In Berlin, collective bargaining for 60,000 employees of state and development banks as well as several savings banks in Germany began on Wednesday.

Verdi and the German Association of Bank Employees (DBV) not only want to get more money out of the employees of the public institutes. A central goal of the unions is also to lay down regulations for mobile working and home office for the time after the corona pandemic.

Verdi is demanding 4.5 percent more money, but at least 150 euros more per month for the bank employees. In addition, the union wants to ensure that employees are allowed to work mobile for up to 60 percent of their working hours. Verdi is aiming for a new collective agreement with a term of twelve months. The DBV demands 4.8 percent more money and the reduction of the weekly working time by one hour to 38 hours.

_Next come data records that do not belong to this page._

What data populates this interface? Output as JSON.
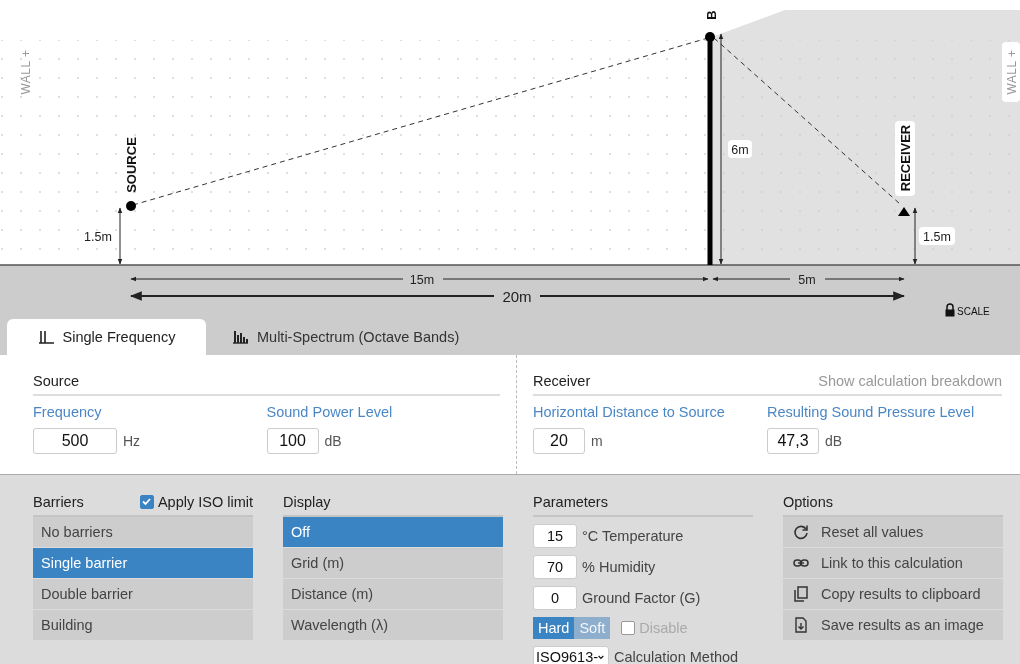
{
  "diagram": {
    "wall_left": "WALL +",
    "wall_right": "WALL +",
    "source_label": "SOURCE",
    "barrier_label": "B",
    "receiver_label": "RECEIVER",
    "source_height": "1.5m",
    "barrier_height": "6m",
    "receiver_height": "1.5m",
    "source_to_barrier": "15m",
    "barrier_to_receiver": "5m",
    "total_distance": "20m",
    "scale": "SCALE"
  },
  "tabs": [
    {
      "label": "Single Frequency",
      "kind": "single",
      "selected": true
    },
    {
      "label": "Multi-Spectrum (Octave Bands)",
      "kind": "bars",
      "selected": false
    }
  ],
  "source": {
    "title": "Source",
    "fields": [
      {
        "label": "Frequency",
        "value": "500",
        "unit": "Hz"
      },
      {
        "label": "Sound Power Level",
        "value": "100",
        "unit": "dB"
      }
    ]
  },
  "receiver": {
    "title": "Receiver",
    "link": "Show calculation breakdown",
    "fields": [
      {
        "label": "Horizontal Distance to Source",
        "value": "20",
        "unit": "m"
      },
      {
        "label": "Resulting Sound Pressure Level",
        "value": "47,3",
        "unit": "dB"
      }
    ]
  },
  "barriers": {
    "title": "Barriers",
    "iso_limit": {
      "label": "Apply ISO limit",
      "checked": true
    },
    "items": [
      {
        "label": "No barriers",
        "selected": false
      },
      {
        "label": "Single barrier",
        "selected": true
      },
      {
        "label": "Double barrier",
        "selected": false
      },
      {
        "label": "Building",
        "selected": false
      }
    ]
  },
  "display": {
    "title": "Display",
    "items": [
      {
        "label": "Off",
        "selected": true
      },
      {
        "label": "Grid (m)",
        "selected": false
      },
      {
        "label": "Distance (m)",
        "selected": false
      },
      {
        "label": "Wavelength (λ)",
        "selected": false
      }
    ]
  },
  "parameters": {
    "title": "Parameters",
    "fields": [
      {
        "value": "15",
        "label": "°C Temperature"
      },
      {
        "value": "70",
        "label": "% Humidity"
      },
      {
        "value": "0",
        "label": "Ground Factor (G)"
      }
    ],
    "ground": [
      {
        "label": "Hard",
        "selected": true
      },
      {
        "label": "Soft",
        "selected": false
      }
    ],
    "disable": {
      "label": "Disable",
      "checked": false
    },
    "method": {
      "value": "ISO9613-",
      "label": "Calculation Method"
    }
  },
  "options": {
    "title": "Options",
    "items": [
      {
        "label": "Reset all values",
        "kind": "reset"
      },
      {
        "label": "Link to this calculation",
        "kind": "link"
      },
      {
        "label": "Copy results to clipboard",
        "kind": "copy"
      },
      {
        "label": "Save results as an image",
        "kind": "save"
      }
    ]
  }
}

For the first time since 1972, the collective bargaining community of public banks is again negotiating independently for its currently 43 member institutes. Your negotiator Gunar Feth had expressed the hope that “more tailored offers” can be achieved for the public banks. The negotiations for 140,000 employees of the private banks in Germany begin next week, Thursday (July 1st), also in Berlin.

In the previous round in 2019, after five rounds of negotiations, the collective bargaining parties agreed, among other things, on an increase in collective wages in two stages of 2.0 percent each from September 2019 and from November 2020. The collective wage agreement expires on June 30, 2021.